Even if Petitioner were eligible for mandatory supervision or the diligent participation
good time credits were a right under state law, Petitioner does not allege that he has lost good
time already earned; he complains that he does not have the opportunity to earn future good time
based on his previous disciplinary convictions and classification as a security threat. Although
his ability to earn good-time credits has been curtailed by the determination that he is ineligible
based on his security threat status, Petitioner’s diminished ability to earn good-time credits,
without more, does not rise to a deprivation of due process. Luken, 71 F.3d at 193 (“the mere
opportunity to earn good-time credits” does not rise to a “constitutionally cognizable liberty
interest sufficient to trigger the protection of the due process clause”). The possibility that an
inmate’s good-time earning status will affect the timing of his release is considered a speculative,
collateral consequence of the prison disciplinary decision that does not create a constitutionally
protected liberty interest. Id. Similarly, regarding Petitioner’s contention that being placed in
administrative segregation violated equal protection because he is Hispanic, Petitioner does not
allege that he was treated differently than other non-Hispanic inmates who admittedly have
previous disciplinary convictions for fighting and are in administrative segregation. See Martin
v. Scott, 156 F.3d 578, (5th Cir. 1998) (holding that prisoner’s claim that his administrative
segregation violated equal protection was frivolous where he did not claim that he was being
treated differently than others in the same level of administrative segregation).

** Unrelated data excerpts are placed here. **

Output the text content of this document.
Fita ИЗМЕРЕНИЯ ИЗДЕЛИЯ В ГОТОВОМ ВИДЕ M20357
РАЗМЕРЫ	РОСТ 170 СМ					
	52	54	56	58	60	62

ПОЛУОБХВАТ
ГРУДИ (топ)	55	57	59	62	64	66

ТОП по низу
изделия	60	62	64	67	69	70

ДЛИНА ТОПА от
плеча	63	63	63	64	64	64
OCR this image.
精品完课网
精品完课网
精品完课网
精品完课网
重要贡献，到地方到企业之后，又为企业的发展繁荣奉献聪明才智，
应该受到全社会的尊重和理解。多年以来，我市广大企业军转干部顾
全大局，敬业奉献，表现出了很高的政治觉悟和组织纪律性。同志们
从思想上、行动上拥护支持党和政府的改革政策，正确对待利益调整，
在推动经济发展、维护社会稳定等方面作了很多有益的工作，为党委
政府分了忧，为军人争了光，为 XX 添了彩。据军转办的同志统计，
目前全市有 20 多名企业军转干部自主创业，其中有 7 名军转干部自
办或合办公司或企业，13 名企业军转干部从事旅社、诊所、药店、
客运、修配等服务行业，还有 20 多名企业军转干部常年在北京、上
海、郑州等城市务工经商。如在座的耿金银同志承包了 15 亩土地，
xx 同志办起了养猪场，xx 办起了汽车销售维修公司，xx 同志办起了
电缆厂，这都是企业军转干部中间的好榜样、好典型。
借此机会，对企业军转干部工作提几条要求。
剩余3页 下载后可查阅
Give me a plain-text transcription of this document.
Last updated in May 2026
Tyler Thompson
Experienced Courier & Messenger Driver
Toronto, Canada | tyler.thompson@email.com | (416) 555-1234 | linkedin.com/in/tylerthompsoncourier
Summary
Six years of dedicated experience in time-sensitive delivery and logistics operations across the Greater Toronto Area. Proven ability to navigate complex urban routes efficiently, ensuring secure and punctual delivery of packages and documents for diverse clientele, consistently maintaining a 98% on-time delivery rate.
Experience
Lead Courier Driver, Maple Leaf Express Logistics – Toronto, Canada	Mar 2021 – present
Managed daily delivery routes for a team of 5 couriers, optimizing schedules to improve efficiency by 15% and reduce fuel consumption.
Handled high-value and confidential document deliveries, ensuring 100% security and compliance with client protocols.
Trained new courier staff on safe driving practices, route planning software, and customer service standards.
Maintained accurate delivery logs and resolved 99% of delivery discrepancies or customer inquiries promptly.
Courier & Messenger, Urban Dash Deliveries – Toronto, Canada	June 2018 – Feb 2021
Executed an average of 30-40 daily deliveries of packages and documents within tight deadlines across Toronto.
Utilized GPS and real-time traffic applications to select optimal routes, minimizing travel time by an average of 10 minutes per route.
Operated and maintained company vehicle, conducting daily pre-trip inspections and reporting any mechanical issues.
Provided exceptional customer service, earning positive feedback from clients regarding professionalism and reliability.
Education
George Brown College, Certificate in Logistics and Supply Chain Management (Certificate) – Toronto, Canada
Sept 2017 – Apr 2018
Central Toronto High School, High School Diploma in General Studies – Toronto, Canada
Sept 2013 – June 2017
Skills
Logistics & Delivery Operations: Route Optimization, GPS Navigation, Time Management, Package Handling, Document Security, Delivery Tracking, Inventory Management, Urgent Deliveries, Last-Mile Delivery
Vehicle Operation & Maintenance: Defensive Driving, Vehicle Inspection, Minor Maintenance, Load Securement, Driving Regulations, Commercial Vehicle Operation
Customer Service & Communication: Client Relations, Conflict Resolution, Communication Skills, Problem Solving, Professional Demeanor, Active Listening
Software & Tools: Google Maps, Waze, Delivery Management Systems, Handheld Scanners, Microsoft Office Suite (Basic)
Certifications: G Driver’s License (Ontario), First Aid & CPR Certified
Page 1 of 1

Because the sanctions at issue do not implicate a protected liberty interest, Petitioner is
not entitled to habeas corpus relief under either the Due Process Clause or Equal Protection
Clause, and, concomitantly, he fails to establish the requisite constitutional violation as a matter
of law. Absent an allegation that the petitioner has been deprived of some right secured to him
by the United States Constitution or laws of the United States, federal habeas corpus relief is not
available. See Hilliard v. Bd. of Pardons and Paroles, 759 F.2d 1190, 1192 (5th Cir. 1985).
Thus, Petitioner is not entitled to relief and his petition must be dismissed.
III. Certificate of Appealability
Rule 11 of the Rules Governing Section 2254 Cases requires a district court to issue or
deny a certificate of appealability when entering a final order that is adverse to the petitioner.
See 28 U.S.C. § 2253. A certificate of appealability will not issue unless the petitioner makes “a
substantial showing of the denial of a constitutional right,” 28 U.S.C. § 2253(c)(2), which
requires a petitioner to demonstrate “that reasonable jurists would find the district court’s
assessment of the constitutional claims debatable or wrong.” Tennard v. Dretke, 542 U.S. 274,
282 (2004) (quoting Slack v. McDaniel, 529 U.S. 473, 484 (2000)). Under the controlling
standard, this requires a petitioner to show “that reasonable jurists could debate whether (or, for
that matter, agree that) the petition should have been resolved in a different manner or that the
issues presented were ‘adequate to deserve encouragement to proceed further.’” Miller-El v.
Cockrell, 537 U.S. 322, 336 (2003).
A district court may deny a certificate of appealability, sua sponte, without requiring
further briefing or argument. See Alexander v. Johnson, 211 F.3d 895, 898 (5th Cir. 2000). For
reasons set forth above, this court concludes that jurists of reason would not debate whether
Petitioner states a valid claim for relief. Therefore, a certificate of appealability will not issue.
CONCLUSION AND ORDER
Based on the foregoing, the court ORDERS as follows:
The habeas corpus petition is DISMISSED with prejudice.
A certificate of appealability is DENIED.
The Clerk shall provide a copy of this order to the parties.
SIGNED at Houston, Texas, this 16th day of February, 2017.